The passing game had been one of the biggest stories in all of college football in September and the first weekend of October.

The question marks about this LSU team had involved two staple strengths of numerous LSU teams in recent seasons if not decades – the running game and the defense.

The running game – both the offensive line and Edwards-Helaire – responded to the challenge presented by the Gators, 6-0 and 3-0 entering Saturday’s game.

Now for the LSU defense.

The Tigers looked like they were coming around against Utah State. They were getting healthy and LSU seemed to have figured out a way to run its new hurry-up offense without placing an undue burden on the defense.

But the defense seemed to take a couple of steps backward on Saturday as the Gators put together four long touchdown drives to take a 28-21 lead one possession into the third quarter.

Kyle Trask was outstanding, operating with little duress as LSU defensive coordinator Dave Aranda relied on his line to generate a pass rush that it never provided. The Gators repeatedly converted third downs (9-for-17 in the game) and kept the chains moving until they reached the end zone.

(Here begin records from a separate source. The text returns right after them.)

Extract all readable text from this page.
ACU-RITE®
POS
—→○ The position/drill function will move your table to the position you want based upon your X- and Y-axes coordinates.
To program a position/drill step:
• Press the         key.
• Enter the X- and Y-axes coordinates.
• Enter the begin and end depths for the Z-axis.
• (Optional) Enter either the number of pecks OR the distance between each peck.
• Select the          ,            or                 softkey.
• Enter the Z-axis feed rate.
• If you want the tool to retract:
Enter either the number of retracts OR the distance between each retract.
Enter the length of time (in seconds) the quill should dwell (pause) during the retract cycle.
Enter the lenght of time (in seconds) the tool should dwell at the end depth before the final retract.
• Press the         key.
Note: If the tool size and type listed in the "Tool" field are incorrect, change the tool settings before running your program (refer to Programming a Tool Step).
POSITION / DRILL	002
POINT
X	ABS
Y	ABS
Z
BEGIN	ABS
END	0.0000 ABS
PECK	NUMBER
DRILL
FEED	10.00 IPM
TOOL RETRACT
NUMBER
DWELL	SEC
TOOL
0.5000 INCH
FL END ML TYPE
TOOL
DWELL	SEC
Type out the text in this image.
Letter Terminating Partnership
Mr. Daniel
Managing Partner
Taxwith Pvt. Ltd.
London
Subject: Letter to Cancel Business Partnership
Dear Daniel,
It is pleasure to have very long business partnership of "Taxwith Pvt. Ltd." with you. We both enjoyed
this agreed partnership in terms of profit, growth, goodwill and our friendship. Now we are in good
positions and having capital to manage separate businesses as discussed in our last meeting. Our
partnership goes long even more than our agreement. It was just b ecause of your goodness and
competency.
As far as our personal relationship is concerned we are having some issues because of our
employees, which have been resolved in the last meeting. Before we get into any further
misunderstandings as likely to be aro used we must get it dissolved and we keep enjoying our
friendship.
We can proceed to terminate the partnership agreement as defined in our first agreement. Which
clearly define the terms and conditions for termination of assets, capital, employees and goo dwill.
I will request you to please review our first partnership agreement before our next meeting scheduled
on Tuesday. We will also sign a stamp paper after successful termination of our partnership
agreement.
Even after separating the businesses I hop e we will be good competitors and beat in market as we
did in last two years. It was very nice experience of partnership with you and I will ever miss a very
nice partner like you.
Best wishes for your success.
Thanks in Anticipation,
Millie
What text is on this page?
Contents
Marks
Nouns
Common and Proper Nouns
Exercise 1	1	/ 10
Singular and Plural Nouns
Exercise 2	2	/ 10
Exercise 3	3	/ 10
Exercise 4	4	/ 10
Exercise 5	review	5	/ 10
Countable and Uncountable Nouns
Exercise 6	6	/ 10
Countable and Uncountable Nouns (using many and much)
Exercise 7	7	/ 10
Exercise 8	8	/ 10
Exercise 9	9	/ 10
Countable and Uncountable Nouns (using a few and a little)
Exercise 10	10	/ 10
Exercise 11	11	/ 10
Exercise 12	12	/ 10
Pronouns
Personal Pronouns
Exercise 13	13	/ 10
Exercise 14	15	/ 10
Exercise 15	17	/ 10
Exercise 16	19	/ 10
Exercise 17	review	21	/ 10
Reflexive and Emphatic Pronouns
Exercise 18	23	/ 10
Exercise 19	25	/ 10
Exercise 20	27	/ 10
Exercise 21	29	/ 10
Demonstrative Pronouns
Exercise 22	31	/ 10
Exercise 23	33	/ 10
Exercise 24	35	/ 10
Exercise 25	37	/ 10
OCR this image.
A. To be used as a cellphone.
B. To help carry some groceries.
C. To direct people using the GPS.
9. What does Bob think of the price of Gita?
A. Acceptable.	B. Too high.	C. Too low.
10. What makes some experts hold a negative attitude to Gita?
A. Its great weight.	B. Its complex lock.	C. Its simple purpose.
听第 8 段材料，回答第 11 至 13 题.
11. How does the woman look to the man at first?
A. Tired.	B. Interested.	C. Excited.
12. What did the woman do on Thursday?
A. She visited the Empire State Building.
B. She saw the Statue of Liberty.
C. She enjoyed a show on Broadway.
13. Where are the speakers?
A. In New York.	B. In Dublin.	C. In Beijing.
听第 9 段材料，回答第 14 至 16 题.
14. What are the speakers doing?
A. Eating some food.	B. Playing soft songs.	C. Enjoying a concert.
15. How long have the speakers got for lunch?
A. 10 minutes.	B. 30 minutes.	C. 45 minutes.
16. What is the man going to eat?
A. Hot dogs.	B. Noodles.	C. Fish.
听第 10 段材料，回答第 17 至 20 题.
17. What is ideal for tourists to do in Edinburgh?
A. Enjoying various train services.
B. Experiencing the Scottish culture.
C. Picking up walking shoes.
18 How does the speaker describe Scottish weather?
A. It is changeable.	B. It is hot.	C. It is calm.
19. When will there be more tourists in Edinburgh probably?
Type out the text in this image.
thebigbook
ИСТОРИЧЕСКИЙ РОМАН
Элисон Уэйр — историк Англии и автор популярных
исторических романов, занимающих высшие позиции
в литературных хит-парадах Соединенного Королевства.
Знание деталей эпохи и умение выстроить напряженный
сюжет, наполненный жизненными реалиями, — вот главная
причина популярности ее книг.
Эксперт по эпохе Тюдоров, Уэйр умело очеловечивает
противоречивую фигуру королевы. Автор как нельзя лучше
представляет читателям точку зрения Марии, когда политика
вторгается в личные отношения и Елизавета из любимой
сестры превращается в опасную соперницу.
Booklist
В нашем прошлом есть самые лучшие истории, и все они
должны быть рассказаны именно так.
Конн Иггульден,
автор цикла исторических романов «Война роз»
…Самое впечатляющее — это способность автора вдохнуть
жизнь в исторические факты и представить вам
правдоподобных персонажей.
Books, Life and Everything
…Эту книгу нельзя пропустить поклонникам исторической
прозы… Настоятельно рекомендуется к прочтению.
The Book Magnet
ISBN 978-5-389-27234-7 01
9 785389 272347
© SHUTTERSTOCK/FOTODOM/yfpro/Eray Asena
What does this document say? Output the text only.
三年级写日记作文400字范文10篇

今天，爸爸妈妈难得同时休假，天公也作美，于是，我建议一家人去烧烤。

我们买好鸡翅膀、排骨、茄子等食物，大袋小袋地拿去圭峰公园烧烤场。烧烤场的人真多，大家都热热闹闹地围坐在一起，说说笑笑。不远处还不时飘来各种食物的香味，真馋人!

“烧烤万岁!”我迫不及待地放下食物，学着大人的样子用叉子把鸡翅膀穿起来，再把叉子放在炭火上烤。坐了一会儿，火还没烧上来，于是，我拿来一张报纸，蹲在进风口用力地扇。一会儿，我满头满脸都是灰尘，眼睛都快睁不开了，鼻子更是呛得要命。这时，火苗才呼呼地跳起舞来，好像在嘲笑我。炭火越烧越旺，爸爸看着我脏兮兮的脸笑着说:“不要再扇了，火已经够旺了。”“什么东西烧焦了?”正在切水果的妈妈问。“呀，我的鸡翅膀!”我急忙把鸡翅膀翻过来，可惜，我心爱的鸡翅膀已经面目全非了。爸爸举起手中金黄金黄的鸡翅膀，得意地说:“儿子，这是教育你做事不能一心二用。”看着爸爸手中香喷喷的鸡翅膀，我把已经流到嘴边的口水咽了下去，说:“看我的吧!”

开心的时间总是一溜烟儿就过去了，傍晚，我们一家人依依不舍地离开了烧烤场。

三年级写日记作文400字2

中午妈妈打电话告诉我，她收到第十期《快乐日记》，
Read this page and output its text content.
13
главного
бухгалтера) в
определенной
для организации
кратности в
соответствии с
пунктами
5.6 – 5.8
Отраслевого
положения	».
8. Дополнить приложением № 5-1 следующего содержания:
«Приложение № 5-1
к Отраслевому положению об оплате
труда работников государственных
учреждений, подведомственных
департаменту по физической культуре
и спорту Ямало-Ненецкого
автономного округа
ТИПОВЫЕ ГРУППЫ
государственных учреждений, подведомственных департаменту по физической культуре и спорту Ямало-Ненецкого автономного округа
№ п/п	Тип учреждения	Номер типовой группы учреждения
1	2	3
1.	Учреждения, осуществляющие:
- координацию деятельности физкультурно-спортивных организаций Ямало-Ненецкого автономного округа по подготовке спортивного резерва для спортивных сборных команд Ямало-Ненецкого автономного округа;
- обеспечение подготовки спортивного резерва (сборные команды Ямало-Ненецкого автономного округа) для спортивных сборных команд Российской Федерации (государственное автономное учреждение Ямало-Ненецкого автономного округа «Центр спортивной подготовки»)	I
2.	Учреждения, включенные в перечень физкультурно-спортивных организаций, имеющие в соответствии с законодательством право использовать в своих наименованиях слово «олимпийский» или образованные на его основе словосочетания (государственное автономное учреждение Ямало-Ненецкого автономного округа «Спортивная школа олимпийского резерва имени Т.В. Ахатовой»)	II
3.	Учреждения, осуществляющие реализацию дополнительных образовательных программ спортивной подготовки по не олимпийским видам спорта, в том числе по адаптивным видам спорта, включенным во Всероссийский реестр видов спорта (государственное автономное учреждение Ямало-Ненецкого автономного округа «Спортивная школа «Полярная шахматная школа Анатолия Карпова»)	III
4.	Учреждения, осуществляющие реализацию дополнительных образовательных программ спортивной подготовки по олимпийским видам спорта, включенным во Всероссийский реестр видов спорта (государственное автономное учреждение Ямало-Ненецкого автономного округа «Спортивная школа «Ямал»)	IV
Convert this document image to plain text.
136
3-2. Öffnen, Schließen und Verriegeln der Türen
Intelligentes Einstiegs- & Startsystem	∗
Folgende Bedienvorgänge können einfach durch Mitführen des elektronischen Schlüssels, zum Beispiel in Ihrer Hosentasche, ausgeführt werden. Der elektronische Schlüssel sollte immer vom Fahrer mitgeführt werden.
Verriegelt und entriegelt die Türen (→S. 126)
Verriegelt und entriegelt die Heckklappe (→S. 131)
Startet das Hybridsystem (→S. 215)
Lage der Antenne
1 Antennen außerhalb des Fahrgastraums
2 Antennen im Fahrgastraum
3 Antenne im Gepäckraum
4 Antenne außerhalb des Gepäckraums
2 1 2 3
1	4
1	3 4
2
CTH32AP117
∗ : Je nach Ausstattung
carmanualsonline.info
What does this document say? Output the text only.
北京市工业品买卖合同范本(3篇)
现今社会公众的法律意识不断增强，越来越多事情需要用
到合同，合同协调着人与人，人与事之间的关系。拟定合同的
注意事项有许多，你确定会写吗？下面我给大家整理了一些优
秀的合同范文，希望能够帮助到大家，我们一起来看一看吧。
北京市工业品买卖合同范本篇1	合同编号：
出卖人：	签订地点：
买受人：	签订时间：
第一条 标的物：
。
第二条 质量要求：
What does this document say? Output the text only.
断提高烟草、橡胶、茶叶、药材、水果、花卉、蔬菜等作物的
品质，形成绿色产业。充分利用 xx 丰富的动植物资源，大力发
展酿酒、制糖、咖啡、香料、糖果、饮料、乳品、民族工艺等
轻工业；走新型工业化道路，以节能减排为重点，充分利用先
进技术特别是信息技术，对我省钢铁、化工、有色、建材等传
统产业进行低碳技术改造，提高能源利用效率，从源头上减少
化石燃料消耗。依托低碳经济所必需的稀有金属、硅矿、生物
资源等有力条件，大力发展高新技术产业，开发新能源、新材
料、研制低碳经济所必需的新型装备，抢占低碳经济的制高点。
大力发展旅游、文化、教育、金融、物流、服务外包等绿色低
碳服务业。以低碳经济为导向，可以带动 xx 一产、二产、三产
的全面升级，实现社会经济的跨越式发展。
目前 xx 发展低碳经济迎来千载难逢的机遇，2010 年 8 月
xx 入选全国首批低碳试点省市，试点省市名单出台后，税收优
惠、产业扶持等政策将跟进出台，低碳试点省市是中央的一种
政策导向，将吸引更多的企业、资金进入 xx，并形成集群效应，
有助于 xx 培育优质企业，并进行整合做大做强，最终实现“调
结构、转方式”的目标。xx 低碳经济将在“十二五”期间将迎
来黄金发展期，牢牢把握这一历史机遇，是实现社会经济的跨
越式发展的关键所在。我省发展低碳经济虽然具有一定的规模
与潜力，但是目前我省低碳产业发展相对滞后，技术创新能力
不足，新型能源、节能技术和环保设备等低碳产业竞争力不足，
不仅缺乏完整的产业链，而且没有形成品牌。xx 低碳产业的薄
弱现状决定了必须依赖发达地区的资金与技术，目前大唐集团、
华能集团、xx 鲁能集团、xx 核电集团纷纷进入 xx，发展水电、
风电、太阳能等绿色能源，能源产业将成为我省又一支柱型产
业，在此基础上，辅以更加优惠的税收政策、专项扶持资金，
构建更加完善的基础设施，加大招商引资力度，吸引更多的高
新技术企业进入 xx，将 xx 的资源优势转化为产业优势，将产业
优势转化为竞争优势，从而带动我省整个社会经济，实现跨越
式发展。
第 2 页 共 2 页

But after Florida claimed its only lead of the game on that first second-half possession, the LSU defense came to life. It didn’t allow another point.

Aranda got more creative with his pass rush. He brought more bodies, from different angles, with less predictable attack points.

Freshman Derek Stingley Jr. bounced back from being picked on more than he had been all season – with pretty good success – to make a crucial end-zone interception, his third interception in as many games, with the Tigers clinging to a seven-point lead midway through the fourth quarter.

The Gators presented the biggest challenge yet to the Tigers. In response, LSU’s passing game was still outstanding, the running game and the offensive line were as good as they have been if not better and the defense found a way to contribute to a huge win during the second half.

There remains much work to do on defense and we might have to accept that this defense is never going to be all that good.

But this outcome indicates that lowering the ceiling on expectations for the defense might not necessitate lowering expectations for the LSU team as a whole.